Our April’s Dharmag will be all focused on pasta: one of the symbols of the Italian cuisine, the element that distinguishes more sharply the way we prepare and eat food.
Pasta is a generic term that refers to a mixture of flour and water, but we know that there is pasta and Pasta. Fresh pasta and dried pasta, stuffed pasta like Tortelli with spinach and ricotta and simple fettuccine.
Just think about how many faces a lasagna could have: from Naples, alla Bolognese, from Abruzzo. But also gnocchi are pasta, in fact they are the progenitors of pasta as we know it today, so get ready because we have never “baked” so many recipes in a single month!
Let’s start with the basics, the recipe of the fresh egg pasta from a great Italian Chef, once that you have mastered this technique you can start making every kind of pasta.
Pasta is old, already the ancient Egyptians used to prepare a simple dough with flour and water, but it’s with the Romans that witness to the birth of new pasta recipe, some of which are still now prepared.
Only in the Middle Ages with the flourishing of cookbooks, pasta becomes “common food”, even if it remains limited to the table of the lower classes.
For nobles and potentates, during the Middle Ages and Renaissance, pasta is an ancillary food, decorative, to embellish dishes with pasta nests or waterfalls or fountains sprouting roasted poultry and delicious fish.
Boccaccio offers us a very different representation of the Bengodi country: in this place there is a mountain of Parmesan cheese, and people’s employment is making ravioli and macaroons and then throwing them around and the more they take, the more pasta they make again.

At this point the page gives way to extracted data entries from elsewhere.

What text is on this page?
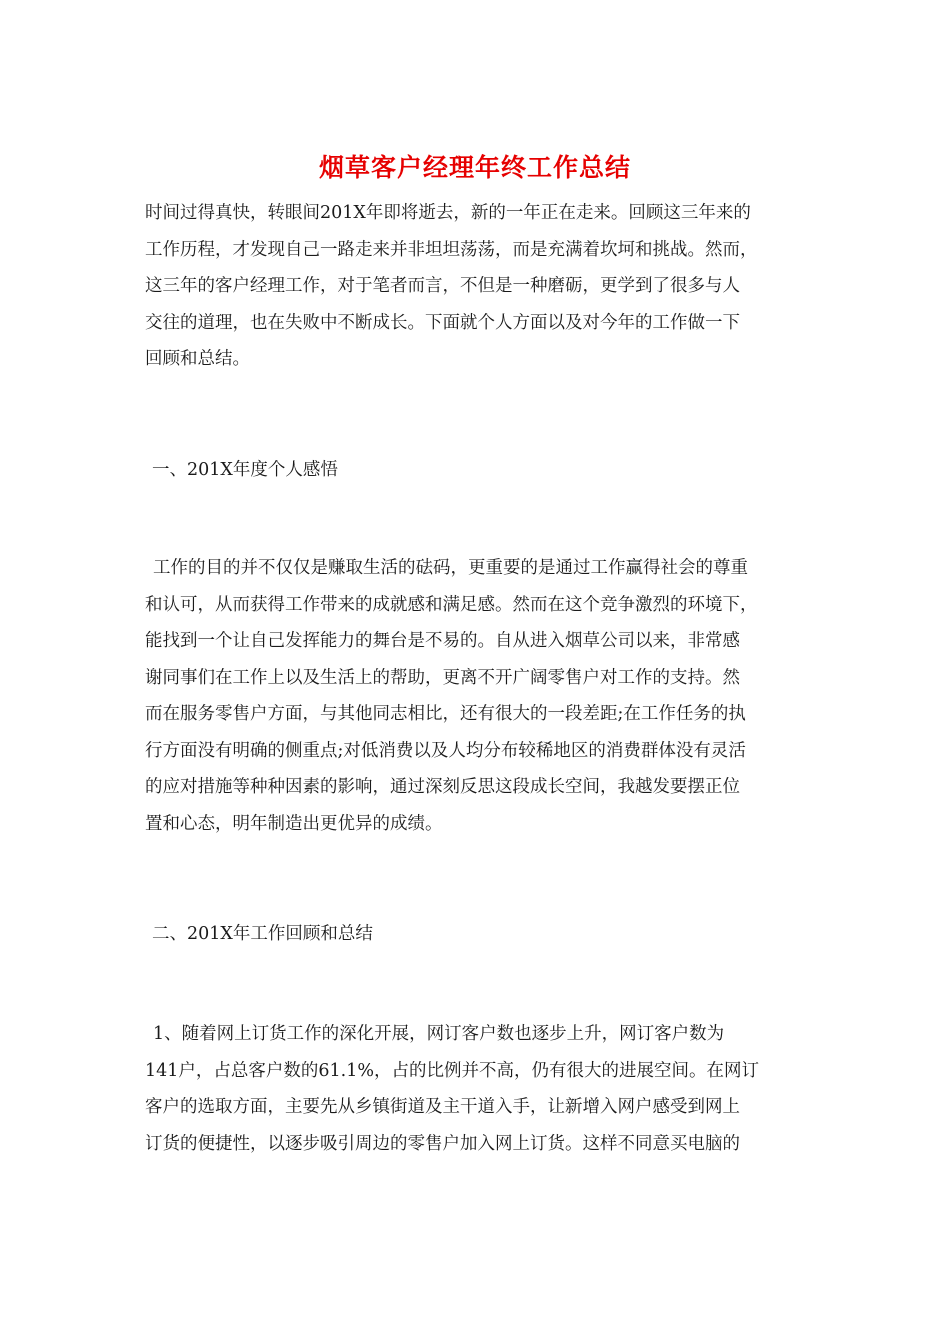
烟草客户经理年终工作总结
时间过得真快，转眼间201X年即将逝去，新的一年正在走来。回顾这三年来的
工作历程，才发现自己一路走来并非坦坦荡荡，而是充满着坎坷和挑战。然而，
这三年的客户经理工作，对于笔者而言，不但是一种磨砺，更学到了很多与人
交往的道理，也在失败中不断成长。下面就个人方面以及对今年的工作做一下
回顾和总结。
一、201X年度个人感悟
工作的目的并不仅仅是赚取生活的砝码，更重要的是通过工作赢得社会的尊重
和认可，从而获得工作带来的成就感和满足感。然而在这个竞争激烈的环境下，
能找到一个让自己发挥能力的舞台是不易的。自从进入烟草公司以来，非常感
谢同事们在工作上以及生活上的帮助，更离不开广阔零售户对工作的支持。然
而在服务零售户方面，与其他同志相比，还有很大的一段差距;在工作任务的执
行方面没有明确的侧重点;对低消费以及人均分布较稀地区的消费群体没有灵活
的应对措施等种种因素的影响，通过深刻反思这段成长空间，我越发要摆正位
置和心态，明年制造出更优异的成绩。
二、201X年工作回顾和总结
1、随着网上订货工作的深化开展，网订客户数也逐步上升，网订客户数为
141户，占总客户数的61.1%，占的比例并不高，仍有很大的进展空间。在网订
客户的选取方面，主要先从乡镇街道及主干道入手，让新增入网户感受到网上
订货的便捷性，以逐步吸引周边的零售户加入网上订货。这样不同意买电脑的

But it is precisely during the Renaissance that pasta begins to transform itself into those that are the current recipes, thanks to the many Eastern influences, the use of spices, but also thank to the use of simple ingredients such as pumpkins, potatoes and chestnuts. And this pop and noble blend of ingredients and traditions makes the Italian cuisine so unique.
The most striking example is the tortelli alla Mantovana, with pumpkin and mostarda ( a kind of spicy chutney), a dish that combines the humility of pumpkins and the elegance of spices and mostarda: a jewel of the Renaissance cuisine that still delight our palates.
The beauty of pasta is its ability to adapt both to the environment and traditions: each region has at least one unique pasta dish to boast, an invention, a variant, a banner plant on the battlefield.